Two teams from Rensselaer recently received recognition at the Mathematical and Interdisciplinary Contest in Modeling (MCM/ICM).
A team of three students—Alex Norman ’18 and Madison Wyatt ’18, both math/physics majors, and James Flamino ’18, physics—received two top prizes in the Interdisciplinary Contest in Modeling for their outstanding paper regarding the evolution of society’s information networks. Their paper developed a multifactor network model for characterizing the spread of a news item through a population, accounting for connectivity of a society, its subdivision into interest groups, and various characteristics of the news item. The team calibrated the model against historical newspaper databases, compared it against the real-world mentions of Alan Rickman after his death in January 2016, and used it to predict how entertainment news like Kim Kardashian’s pregnancy would have spread through a social network corresponding to 1880.
Their work was awarded the following two prizes:
The Leonhard Euler Award, which is presented to one team selected by the head judge of the problem on network science (864 international teams competing)
The Two Sigma Scholarship Award, awarded to two top MCM/ICM U.S. teams (out of 480 competing teams from the United States over all six contest problems). This award is accompanied by a scholarship prize to each student on the winning teams.
“Rensselaer teams have previously, in 2005 and 2010, won SIAM prizes in the MCM/ICM contest. This is the first time, however, that a Rensselaer team has not only won the top award for their problem, but also a Two Sigma Scholarship Prize, which is independently selected across papers for all six contest problems.
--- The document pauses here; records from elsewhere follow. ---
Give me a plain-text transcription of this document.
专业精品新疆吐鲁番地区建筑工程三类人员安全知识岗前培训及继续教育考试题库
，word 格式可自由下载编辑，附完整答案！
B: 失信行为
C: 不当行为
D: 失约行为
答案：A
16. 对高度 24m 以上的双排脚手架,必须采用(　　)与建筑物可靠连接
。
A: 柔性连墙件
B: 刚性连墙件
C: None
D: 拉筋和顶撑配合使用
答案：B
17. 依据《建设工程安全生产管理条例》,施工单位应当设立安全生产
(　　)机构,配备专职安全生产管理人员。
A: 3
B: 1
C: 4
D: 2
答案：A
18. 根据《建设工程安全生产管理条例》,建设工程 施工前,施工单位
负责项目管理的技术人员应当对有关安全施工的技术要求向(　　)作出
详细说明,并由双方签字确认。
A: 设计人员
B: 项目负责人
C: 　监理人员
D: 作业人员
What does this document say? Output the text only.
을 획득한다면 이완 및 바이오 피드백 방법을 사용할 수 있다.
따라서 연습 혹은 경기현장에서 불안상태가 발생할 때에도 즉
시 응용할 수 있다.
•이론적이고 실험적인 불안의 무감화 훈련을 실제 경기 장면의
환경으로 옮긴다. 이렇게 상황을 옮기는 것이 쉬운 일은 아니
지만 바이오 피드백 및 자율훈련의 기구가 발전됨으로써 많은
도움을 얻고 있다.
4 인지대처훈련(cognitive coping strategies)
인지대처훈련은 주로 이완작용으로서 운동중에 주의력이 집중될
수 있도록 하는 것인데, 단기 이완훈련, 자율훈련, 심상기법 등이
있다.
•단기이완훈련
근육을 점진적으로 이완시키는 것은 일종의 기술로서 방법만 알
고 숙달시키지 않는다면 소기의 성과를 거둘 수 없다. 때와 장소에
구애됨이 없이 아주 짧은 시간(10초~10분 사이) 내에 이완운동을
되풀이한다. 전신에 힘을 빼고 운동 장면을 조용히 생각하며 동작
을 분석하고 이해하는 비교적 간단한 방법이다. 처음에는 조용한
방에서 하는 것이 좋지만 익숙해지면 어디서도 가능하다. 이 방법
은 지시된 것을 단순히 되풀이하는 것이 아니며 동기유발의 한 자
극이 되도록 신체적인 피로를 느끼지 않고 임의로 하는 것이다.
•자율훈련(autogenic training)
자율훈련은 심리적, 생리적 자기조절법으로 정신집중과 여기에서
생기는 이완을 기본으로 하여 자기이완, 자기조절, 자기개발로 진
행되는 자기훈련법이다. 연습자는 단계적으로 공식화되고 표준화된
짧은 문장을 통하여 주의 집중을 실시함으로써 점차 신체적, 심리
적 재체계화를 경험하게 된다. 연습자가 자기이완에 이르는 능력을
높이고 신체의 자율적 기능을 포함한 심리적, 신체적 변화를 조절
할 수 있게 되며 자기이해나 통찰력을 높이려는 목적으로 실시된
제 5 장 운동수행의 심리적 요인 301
This team’s performance also culminates Rensselaer’s recent run of excellence on the network science problem in this competition, placing in the top 2 percent in three of the last four years,” said Peter Kramer, professor of mathematical sciences and the team’s faculty adviser.
In addition, the team of Benjamin Walker ’16, Andrew Horning ’16, and Thomas Merkh ’16, all math/physics seniors, received a meritorious distinction (top 10 percent out of 1,453 international teams competing) for their paper on modeling strategies for coping with space debris. No other U.S. team received a higher ranking on this problem; other universities sharing the meritorious distinction with the Rensselaer team include UC Berkeley, James Madison University, the University of Illinois, the University of Wisconsin, and the perennially strong University of Colorado at Boulder.
Training for the competition was facilitated by graduate student and postdoc coaches Anthony Trubiano (sharing his expertise as a member of a finalist team for the 2015 network science problem), Michael Jenkinson, and Jennifer Kile, as well as continuing support for the contest training by the mathematical sciences department and a National Science Foundation research training grant.